DMS-0603940Jacob RasmussenThis project is about a class of knot invariants known as ``knot homologies'' which generalize classical invariants such as theAlexander and Jones polynomial. The PI plans to investigate a conjectured relationship between two versions of these invariants. The first version was developed by Khovanov and Rozansky and is combinatorial in nature. The second is known as knot Floer homology, and has its origins in the Heegaard Floer homology of Ozsvath and Szabo. It is not combinatorial, but is known to carry a great deal of geometric information about the knot. Despite the differences in their definitions, these two theories exhibit some truly striking similarities. The project aims to explain these similarities and to use them to get a better understanding of both theories. One posssible application is to find combinatorial analogs of gauge theoretic invariants like the knot Floer homology.The study of knotted curves in three-dimensional space is intimately related to the geometry of three- and four-dimensional spaces themselves.
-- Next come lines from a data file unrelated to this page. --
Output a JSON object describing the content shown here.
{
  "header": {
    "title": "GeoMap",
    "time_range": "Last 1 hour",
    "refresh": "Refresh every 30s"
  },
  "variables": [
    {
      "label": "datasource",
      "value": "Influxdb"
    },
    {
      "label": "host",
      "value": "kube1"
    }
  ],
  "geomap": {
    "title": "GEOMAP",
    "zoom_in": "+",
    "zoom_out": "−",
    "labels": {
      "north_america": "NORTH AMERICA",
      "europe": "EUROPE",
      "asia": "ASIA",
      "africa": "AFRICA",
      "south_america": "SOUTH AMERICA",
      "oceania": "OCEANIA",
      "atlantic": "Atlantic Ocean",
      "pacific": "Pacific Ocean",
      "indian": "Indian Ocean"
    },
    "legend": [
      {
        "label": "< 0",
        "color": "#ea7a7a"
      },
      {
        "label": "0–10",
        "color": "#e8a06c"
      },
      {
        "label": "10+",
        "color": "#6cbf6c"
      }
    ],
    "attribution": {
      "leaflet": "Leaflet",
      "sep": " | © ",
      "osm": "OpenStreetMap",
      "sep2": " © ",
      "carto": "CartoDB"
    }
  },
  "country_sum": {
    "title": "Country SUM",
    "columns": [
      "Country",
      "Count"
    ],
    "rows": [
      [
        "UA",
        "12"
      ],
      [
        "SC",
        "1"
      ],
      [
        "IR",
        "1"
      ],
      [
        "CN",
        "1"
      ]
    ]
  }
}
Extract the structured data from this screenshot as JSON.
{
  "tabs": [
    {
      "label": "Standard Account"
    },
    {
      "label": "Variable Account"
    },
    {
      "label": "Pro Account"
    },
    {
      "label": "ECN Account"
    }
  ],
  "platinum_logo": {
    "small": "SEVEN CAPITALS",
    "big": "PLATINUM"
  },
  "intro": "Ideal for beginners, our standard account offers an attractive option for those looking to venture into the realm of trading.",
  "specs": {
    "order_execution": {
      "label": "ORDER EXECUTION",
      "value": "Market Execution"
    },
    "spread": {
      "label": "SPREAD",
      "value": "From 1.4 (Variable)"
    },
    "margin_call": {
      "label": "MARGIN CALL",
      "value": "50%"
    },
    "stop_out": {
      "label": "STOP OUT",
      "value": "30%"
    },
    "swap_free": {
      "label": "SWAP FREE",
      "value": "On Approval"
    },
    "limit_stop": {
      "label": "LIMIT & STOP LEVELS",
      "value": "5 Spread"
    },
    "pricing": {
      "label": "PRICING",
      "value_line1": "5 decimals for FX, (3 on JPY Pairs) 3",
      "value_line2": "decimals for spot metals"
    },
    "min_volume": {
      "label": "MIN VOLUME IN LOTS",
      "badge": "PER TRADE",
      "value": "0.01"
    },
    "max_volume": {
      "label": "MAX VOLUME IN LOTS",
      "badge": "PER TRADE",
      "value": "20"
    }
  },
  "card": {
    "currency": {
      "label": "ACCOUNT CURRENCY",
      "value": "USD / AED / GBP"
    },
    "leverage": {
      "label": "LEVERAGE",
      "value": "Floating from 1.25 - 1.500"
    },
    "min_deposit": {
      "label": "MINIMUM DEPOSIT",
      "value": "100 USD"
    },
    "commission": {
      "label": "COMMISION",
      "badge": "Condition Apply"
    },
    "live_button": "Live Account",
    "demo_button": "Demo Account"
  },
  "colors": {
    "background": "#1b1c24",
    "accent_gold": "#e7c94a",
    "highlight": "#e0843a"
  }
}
In the last few decades, ideas from physics have led to the development of two major types of invariants for such curves, known as ``quantum'' and ``gauge theoretic'' invariants. Although both types have roots in the quantum theory of fields, there was little sign that they were related. Recently, however, some remarkable similarities between the two have begun to appear. The aim of this project is to better understand the relationship between these two classes of invariants.

DMS-0603940 Jacob Rasmussen这个项目是关于一类被称为“结同源”的结不变量的，它概括了经典的不变量，如亚历山大和琼斯多项式。PI计划研究这些不变量的两个版本之间的关系。第一个版本是由Khovanov和Rozansky开发的，本质上是组合的。第二个是已知的结弗洛尔同源性，它起源于奥兹瓦特和萨博的Heegaard弗洛尔同源性。它不是组合的，但已知携带大量关于结的几何信息。尽管这两种理论的定义不同，但它们表现出一些真正惊人的相似之处。该项目旨在解释这些相似之处，并利用它们来更好地理解这两种理论。一个可能的应用是寻找规范理论不变量的组合类似物，如纽结弗洛尔同调。三维空间中纽结曲线的研究与三维和四维空间本身的几何密切相关。在过去的几十年里，物理学的思想已经导致了这种曲线的两种主要类型的不变量的发展，称为“量子”和“规范理论”不变量。虽然这两种类型都起源于场的量子理论，但几乎没有迹象表明它们之间存在联系。然而，最近，两者之间开始出现一些显著的相似之处。这个项目的目的是更好地理解这两类不变量之间的关系。